Advances in technology have been accelerating since people started writing about “advances in technology”. Pick whatever starting point is relevant to you, whether it is cave drawings or social media blogs, the story races forward with increasing speed, widening industry impact and broader cultural and human effects. Witnessing this relentless shift can be both invigorating and terrifying since it simultaneously poses great opportunities as well as challenging societal and ethical questions—which I will leave to other, more scholarly and informed sources to debate.

However, as a risk practitioner in the market today, specifically regulatory compliance risk management in the heavily regulated US banking industry, I have earned some frontline insight, experience and lessons learned on harnessing advanced data analytics, robotic process automation and cognitive computing in the messy real world that is constrained by actual budgets, people, and the reality of your starting point to adopt the latest technology and capture the related benefits (typically improvements in quality, efficiency and scalability).

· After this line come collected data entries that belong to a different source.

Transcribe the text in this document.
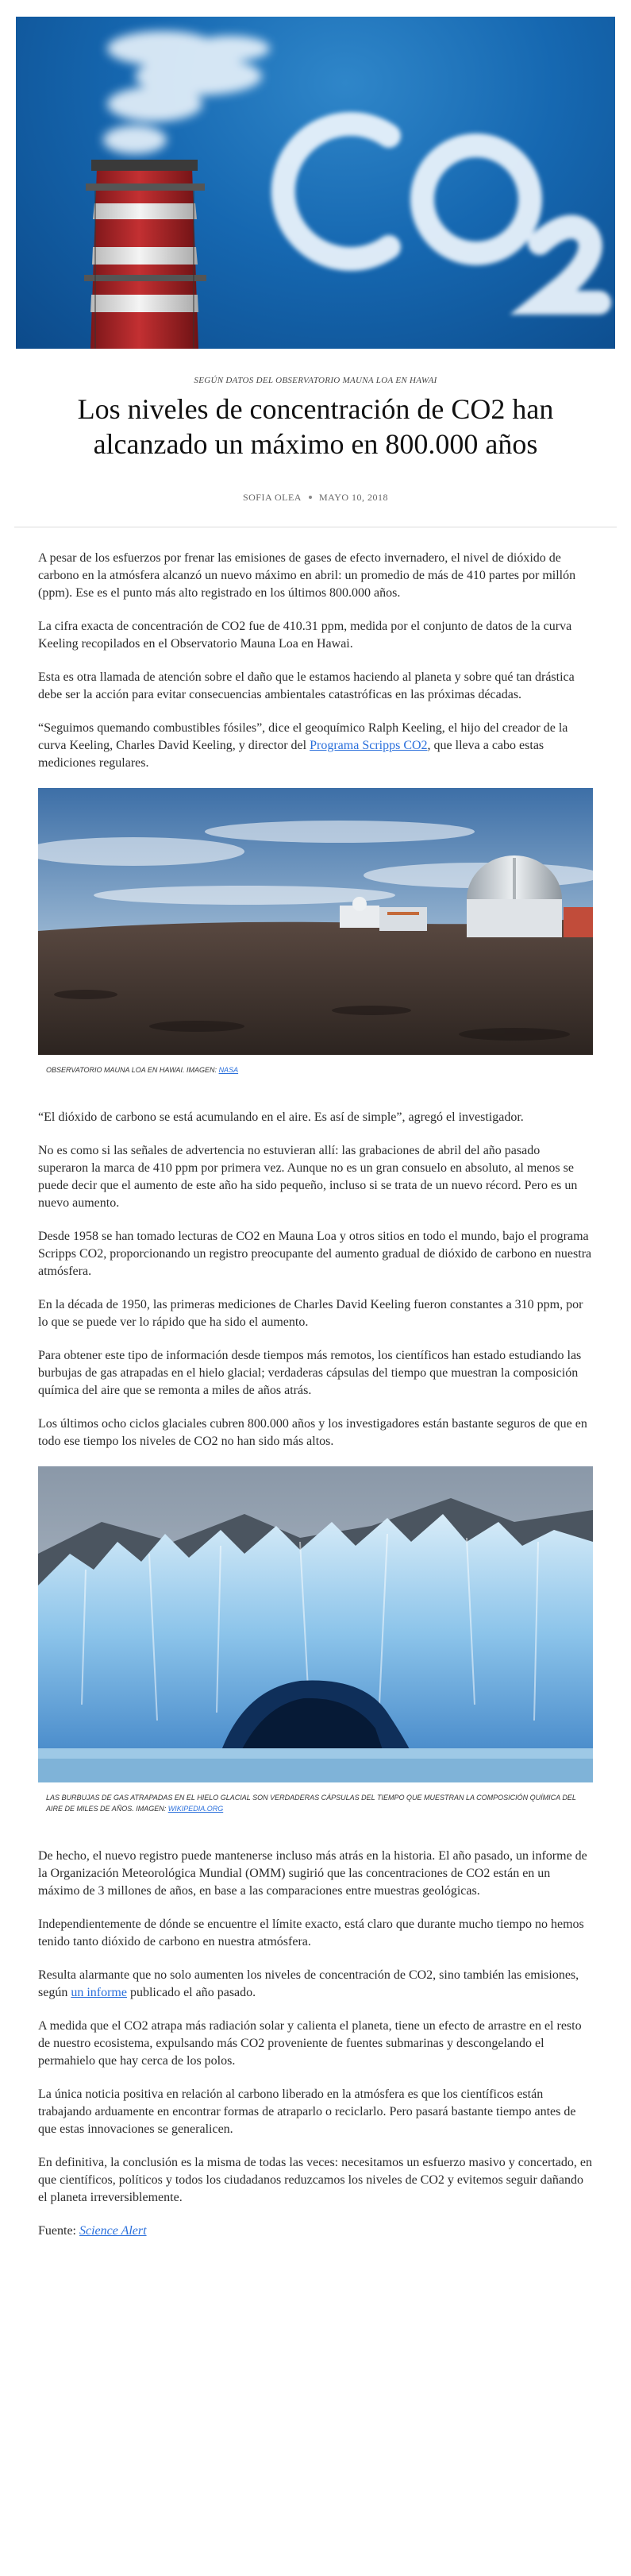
SEGÚN DATOS DEL OBSERVATORIO MAUNA LOA EN HAWAI
Los niveles de concentración de CO2 han alcanzado un máximo en 800.000 años
SOFIA OLEA MAYO 10, 2018

A pesar de los esfuerzos por frenar las emisiones de gases de efecto invernadero, el nivel de dióxido de carbono en la atmósfera alcanzó un nuevo máximo en abril: un promedio de más de 410 partes por millón (ppm). Ese es el punto más alto registrado en los últimos 800.000 años.

La cifra exacta de concentración de CO2 fue de 410.31 ppm, medida por el conjunto de datos de la curva Keeling recopilados en el Observatorio Mauna Loa en Hawai.

Esta es otra llamada de atención sobre el daño que le estamos haciendo al planeta y sobre qué tan drástica debe ser la acción para evitar consecuencias ambientales catastróficas en las próximas décadas.

“Seguimos quemando combustibles fósiles”, dice el geoquímico Ralph Keeling, el hijo del creador de la curva Keeling, Charles David Keeling, y director del Programa Scripps CO2, que lleva a cabo estas mediciones regulares.

OBSERVATORIO MAUNA LOA EN HAWAI. IMAGEN: NASA

“El dióxido de carbono se está acumulando en el aire. Es así de simple”, agregó el investigador.

No es como si las señales de advertencia no estuvieran allí: las grabaciones de abril del año pasado superaron la marca de 410 ppm por primera vez. Aunque no es un gran consuelo en absoluto, al menos se puede decir que el aumento de este año ha sido pequeño, incluso si se trata de un nuevo récord. Pero es un nuevo aumento.

Desde 1958 se han tomado lecturas de CO2 en Mauna Loa y otros sitios en todo el mundo, bajo el programa Scripps CO2, proporcionando un registro preocupante del aumento gradual de dióxido de carbono en nuestra atmósfera.

En la década de 1950, las primeras mediciones de Charles David Keeling fueron constantes a 310 ppm, por lo que se puede ver lo rápido que ha sido el aumento.

Para obtener este tipo de información desde tiempos más remotos, los científicos han estado estudiando las burbujas de gas atrapadas en el hielo glacial; verdaderas cápsulas del tiempo que muestran la composición química del aire que se remonta a miles de años atrás.

Los últimos ocho ciclos glaciales cubren 800.000 años y los investigadores están bastante seguros de que en todo ese tiempo los niveles de CO2 no han sido más altos.

LAS BURBUJAS DE GAS ATRAPADAS EN EL HIELO GLACIAL SON VERDADERAS CÁPSULAS DEL TIEMPO QUE MUESTRAN LA COMPOSICIÓN QUÍMICA DEL AIRE DE MILES DE AÑOS. IMAGEN: WIKIPEDIA.ORG

De hecho, el nuevo registro puede mantenerse incluso más atrás en la historia. El año pasado, un informe de la Organización Meteorológica Mundial (OMM) sugirió que las concentraciones de CO2 están en un máximo de 3 millones de años, en base a las comparaciones entre muestras geológicas.

Independientemente de dónde se encuentre el límite exacto, está claro que durante mucho tiempo no hemos tenido tanto dióxido de carbono en nuestra atmósfera.

Resulta alarmante que no solo aumenten los niveles de concentración de CO2, sino también las emisiones, según un informe publicado el año pasado.

A medida que el CO2 atrapa más radiación solar y calienta el planeta, tiene un efecto de arrastre en el resto de nuestro ecosistema, expulsando más CO2 proveniente de fuentes submarinas y descongelando el permahielo que hay cerca de los polos.

La única noticia positiva en relación al carbono liberado en la atmósfera es que los científicos están trabajando arduamente en encontrar formas de atraparlo o reciclarlo. Pero pasará bastante tiempo antes de que estas innovaciones se generalicen.

En definitiva, la conclusión es la misma de todas las veces: necesitamos un esfuerzo masivo y concertado, en que científicos, políticos y todos los ciudadanos reduzcamos los niveles de CO2 y evitemos seguir dañando el planeta irreversiblemente.

Fuente: Science Alert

1. Get started whether you think you are ready or not and go long: The first thing to accept is that you are probably not ready. The second thing to accept is that you can’t wait any longer to get started. In my industry and many others, it is highly unlikely that your business processes, legacy technology, data quality, and employee readiness are all at the starting line ready to go to adopt the latest technology. Once you do start, your team will need to be champions to build support, cheerleaders to generate and sustain momentum, and resilient player/coaches to press on after the many setbacks that are waiting for you. (Sidebar—it’s worth it but you have to play the long game).

2. Toss your traditional business case mindset: Depending on where your organization is on the technology currency/obsolescence curve, your degree of difficulty in adopting today’s most advanced technology may not initially yield the level of return on investment that you expect. The gap between your current technology (and data quality/availability) and your new target environment will have a significant impact on the amount of sweat equity you will need to invest along with actual capital. Luckily, I have found that typically the benefits of adopting new technology compound quickly once you clear the initial implementation/adoption hurdle. The other important benefit (typically not included in the business case) is the culture shift that ripples through your organization as you become more current, capable and eventually more competitive through efficiency and speed to market. Which leads to my third point.

3. Start small and grow tall:

For many years, change leaders have advised organizations to shift your transformation strategy away from high risk “big bang” technology projects and focus on phased projects with prototypes and pilots in order to lower risk and create smaller (but quicker) wins to expand upon. And now that approach itself has evolved into Agile. Starting small does not mean that you shouldn’t be thinking big. In fact, due to the high degree of interoperability across today’s technologies and applications, a layered approach to automation, analytics, and cognitive computing can yield significant benefits. This requires a design thinking approach to assemble the right tools and capabilities for your objective since it is unlikely you will find it all in one box.

Finally, choose your partners carefully, both internally and externally. Successful outcomes with today’s technology are a team game. Finding the industry partners and providers with the right technology and the right people who will commit to your goals are critical to your success because you will not get there alone.